JR貨物が足を引っ張る「JR北海道」の経営

貨物輸送量を平準化し道内の物流適正化を

道内主要駅別に見た発着貨物の状況(単位:1000トン)(筆者作成)

以上見てきたとおり、JR貨物にとって、道産農産品の道外輸送の季節繁閑、道内輸送における季節繁閑と片荷は、経営上大きな課題になっているとみられる。こうした状況を踏まえると、北海道物流の持続的な発展のためには、タマネギ列車の取組みのように、ピーク時の料金適正化などを通じて、道外輸送量のピークカットおよび平準化を進めることが最大の課題となっている。

JR貨物との関係からみたJR北海道の経営状況

JR北海道の2018年度の損益は、「単独では維持できない線区」の赤字160億円に加えて、新幹線の赤字が100億円に拡大するとみられ、営業損失は500億円近くに達すると見込まれている。

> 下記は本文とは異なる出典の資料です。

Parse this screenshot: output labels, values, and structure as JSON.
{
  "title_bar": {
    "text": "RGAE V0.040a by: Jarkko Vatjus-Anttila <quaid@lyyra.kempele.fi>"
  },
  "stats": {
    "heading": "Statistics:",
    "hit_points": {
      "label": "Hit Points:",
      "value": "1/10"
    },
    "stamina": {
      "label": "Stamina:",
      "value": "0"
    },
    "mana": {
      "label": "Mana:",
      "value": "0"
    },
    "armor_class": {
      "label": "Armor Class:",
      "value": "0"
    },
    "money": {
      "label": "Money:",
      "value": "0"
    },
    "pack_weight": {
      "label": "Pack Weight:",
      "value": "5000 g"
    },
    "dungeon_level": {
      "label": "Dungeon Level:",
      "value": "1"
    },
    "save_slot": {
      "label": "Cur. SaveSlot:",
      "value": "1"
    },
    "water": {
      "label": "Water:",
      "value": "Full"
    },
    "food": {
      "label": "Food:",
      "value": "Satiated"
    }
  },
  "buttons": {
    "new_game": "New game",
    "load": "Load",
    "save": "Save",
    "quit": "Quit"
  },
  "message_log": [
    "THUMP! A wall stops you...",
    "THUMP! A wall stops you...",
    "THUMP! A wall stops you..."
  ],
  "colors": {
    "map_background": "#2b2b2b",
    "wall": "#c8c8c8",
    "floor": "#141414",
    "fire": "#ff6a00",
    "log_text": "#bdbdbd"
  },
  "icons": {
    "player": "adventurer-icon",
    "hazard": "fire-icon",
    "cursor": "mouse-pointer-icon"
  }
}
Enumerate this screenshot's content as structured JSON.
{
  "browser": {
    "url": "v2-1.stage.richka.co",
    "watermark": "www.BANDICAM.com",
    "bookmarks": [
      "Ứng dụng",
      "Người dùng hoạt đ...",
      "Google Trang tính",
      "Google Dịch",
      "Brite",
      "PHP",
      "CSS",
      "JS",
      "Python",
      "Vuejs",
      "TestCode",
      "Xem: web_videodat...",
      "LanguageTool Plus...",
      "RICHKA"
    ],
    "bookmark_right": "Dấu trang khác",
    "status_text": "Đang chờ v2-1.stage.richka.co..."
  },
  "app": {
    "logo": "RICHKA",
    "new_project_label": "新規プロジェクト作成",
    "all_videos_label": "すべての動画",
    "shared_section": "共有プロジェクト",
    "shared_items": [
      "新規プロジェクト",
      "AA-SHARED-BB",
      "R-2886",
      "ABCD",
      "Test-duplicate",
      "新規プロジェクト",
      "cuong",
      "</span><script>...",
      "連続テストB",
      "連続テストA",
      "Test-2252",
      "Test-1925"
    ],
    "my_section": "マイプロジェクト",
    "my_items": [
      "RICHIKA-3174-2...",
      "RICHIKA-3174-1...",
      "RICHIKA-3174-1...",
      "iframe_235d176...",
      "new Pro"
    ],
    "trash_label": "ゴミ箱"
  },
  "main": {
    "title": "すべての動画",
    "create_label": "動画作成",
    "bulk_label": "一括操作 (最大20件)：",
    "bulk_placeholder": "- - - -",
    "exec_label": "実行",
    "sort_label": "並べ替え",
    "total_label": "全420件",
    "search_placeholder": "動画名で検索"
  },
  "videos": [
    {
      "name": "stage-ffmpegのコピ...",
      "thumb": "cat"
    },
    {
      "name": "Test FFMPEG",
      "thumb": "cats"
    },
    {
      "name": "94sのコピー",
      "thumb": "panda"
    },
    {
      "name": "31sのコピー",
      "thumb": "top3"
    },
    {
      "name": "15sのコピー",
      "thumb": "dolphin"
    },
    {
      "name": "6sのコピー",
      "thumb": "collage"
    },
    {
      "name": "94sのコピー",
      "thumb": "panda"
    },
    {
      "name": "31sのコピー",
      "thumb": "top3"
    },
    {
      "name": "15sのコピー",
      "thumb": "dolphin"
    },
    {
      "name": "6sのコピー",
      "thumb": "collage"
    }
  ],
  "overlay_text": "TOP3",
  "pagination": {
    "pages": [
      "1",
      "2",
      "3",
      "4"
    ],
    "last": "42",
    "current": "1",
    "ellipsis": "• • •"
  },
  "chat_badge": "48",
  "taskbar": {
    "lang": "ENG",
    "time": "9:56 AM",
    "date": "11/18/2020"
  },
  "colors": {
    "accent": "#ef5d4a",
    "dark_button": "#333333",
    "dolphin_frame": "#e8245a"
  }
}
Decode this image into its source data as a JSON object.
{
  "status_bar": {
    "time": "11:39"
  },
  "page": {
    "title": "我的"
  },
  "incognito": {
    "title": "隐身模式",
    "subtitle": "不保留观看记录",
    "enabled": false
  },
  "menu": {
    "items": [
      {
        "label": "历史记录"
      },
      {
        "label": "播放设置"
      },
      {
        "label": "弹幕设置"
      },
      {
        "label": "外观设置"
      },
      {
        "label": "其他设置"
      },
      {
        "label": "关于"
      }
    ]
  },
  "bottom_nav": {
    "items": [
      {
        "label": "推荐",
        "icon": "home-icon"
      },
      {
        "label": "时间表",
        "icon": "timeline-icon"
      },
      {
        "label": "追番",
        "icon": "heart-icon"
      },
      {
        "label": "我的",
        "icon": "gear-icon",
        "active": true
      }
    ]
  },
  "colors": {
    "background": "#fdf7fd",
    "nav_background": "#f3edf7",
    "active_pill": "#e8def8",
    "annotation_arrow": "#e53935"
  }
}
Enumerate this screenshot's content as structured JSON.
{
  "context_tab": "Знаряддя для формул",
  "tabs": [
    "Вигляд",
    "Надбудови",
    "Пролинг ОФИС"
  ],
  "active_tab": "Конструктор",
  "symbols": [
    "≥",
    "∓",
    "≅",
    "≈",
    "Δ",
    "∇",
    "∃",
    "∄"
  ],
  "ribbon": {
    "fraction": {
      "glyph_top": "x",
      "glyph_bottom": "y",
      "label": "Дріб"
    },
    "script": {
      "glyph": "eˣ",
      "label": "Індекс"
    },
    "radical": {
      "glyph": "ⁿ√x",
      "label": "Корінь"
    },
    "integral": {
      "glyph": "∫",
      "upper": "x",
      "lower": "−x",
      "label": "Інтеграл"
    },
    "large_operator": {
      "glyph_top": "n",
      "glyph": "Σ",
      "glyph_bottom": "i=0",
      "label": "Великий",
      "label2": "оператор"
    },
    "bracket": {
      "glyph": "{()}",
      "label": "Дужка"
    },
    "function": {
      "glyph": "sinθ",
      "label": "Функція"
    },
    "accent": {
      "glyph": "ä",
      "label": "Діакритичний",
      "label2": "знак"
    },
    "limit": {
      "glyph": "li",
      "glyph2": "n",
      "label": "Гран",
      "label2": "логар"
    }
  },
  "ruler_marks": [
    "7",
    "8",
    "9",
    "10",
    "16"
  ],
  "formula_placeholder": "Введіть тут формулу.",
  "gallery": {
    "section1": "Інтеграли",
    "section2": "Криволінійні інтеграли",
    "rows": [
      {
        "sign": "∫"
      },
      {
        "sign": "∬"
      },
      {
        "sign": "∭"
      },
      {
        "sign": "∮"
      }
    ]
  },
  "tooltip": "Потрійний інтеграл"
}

これまで、当社の業績悪化の主な要因として、高速道路の整備進捗、人口減少に加えて、金利低下による経営安定基金の運用利回りの低下があげられてきた。しかし、こうした要因に加えて、北海道新幹線まで大きな赤字要因になったということが、上記見込みの最大の注目点といえる。

本来であれば、鉄路を旅客と貨物が共存して使用していくほうが線路などの設備効率は高まると考えられるが、上記数字を検討していくと、JR貨物との関係そのものが経営悪化の要因になるという、ねじれた関係がみえてくる。

ねじれの1つは、線路使用料の問題である。分割民営化のスキームは、①本州3社による債務引受、②三島会社(JR北海道・JR四国・JR九州の総称)に対する、運用益で赤字補塡が可能となる水準の経営安定基金の設置、③線路を持たないJR貨物に対する、経営が成立する水準で選りすぐった変動費のみを線路使用料として支払うアボイダブルコスト(回避可能経費)の導入が骨格と言える。

このうち②は、政府が手厚い運用益のかさ上げ支援をしてきたものの、足元では想定の6割弱の利回りにとどまっており、スキームの一角が破綻したとさえいえる状況にある。ちなみに、筆者の試算によれば、30年間の運用利回り低下による影響は、実際にJR北海道が得た約1兆円に対して、4000億円を超えるとみられ、全体の約3割が消失したとみられる。

こうしたなかで③を履行していくことは、JR北海道にとっては、極めて重い負担となっている。実際に支払われている線路使用料(16億~17億円)に対して、国土交通省鉄道局によれば、実際の負担費用は10倍以上になっているとされており、構造的な赤字要因となっている。

また、北海道新幹線も、開業効果の剥落に加え、低速度による需要逸走、共用走行によるコスト負担などの影響が加わり、100億円水準の赤字が継続すると見込まれている。なかでも、半分を超える区間がJR貨物との共用走行区間となり、時速140kmという低速運転を余儀なくされていることが需要低迷の大きな要因と考えられる。新幹線需要はその高速性、定時性などによるところが大きいとされており、早急な対応が求められている。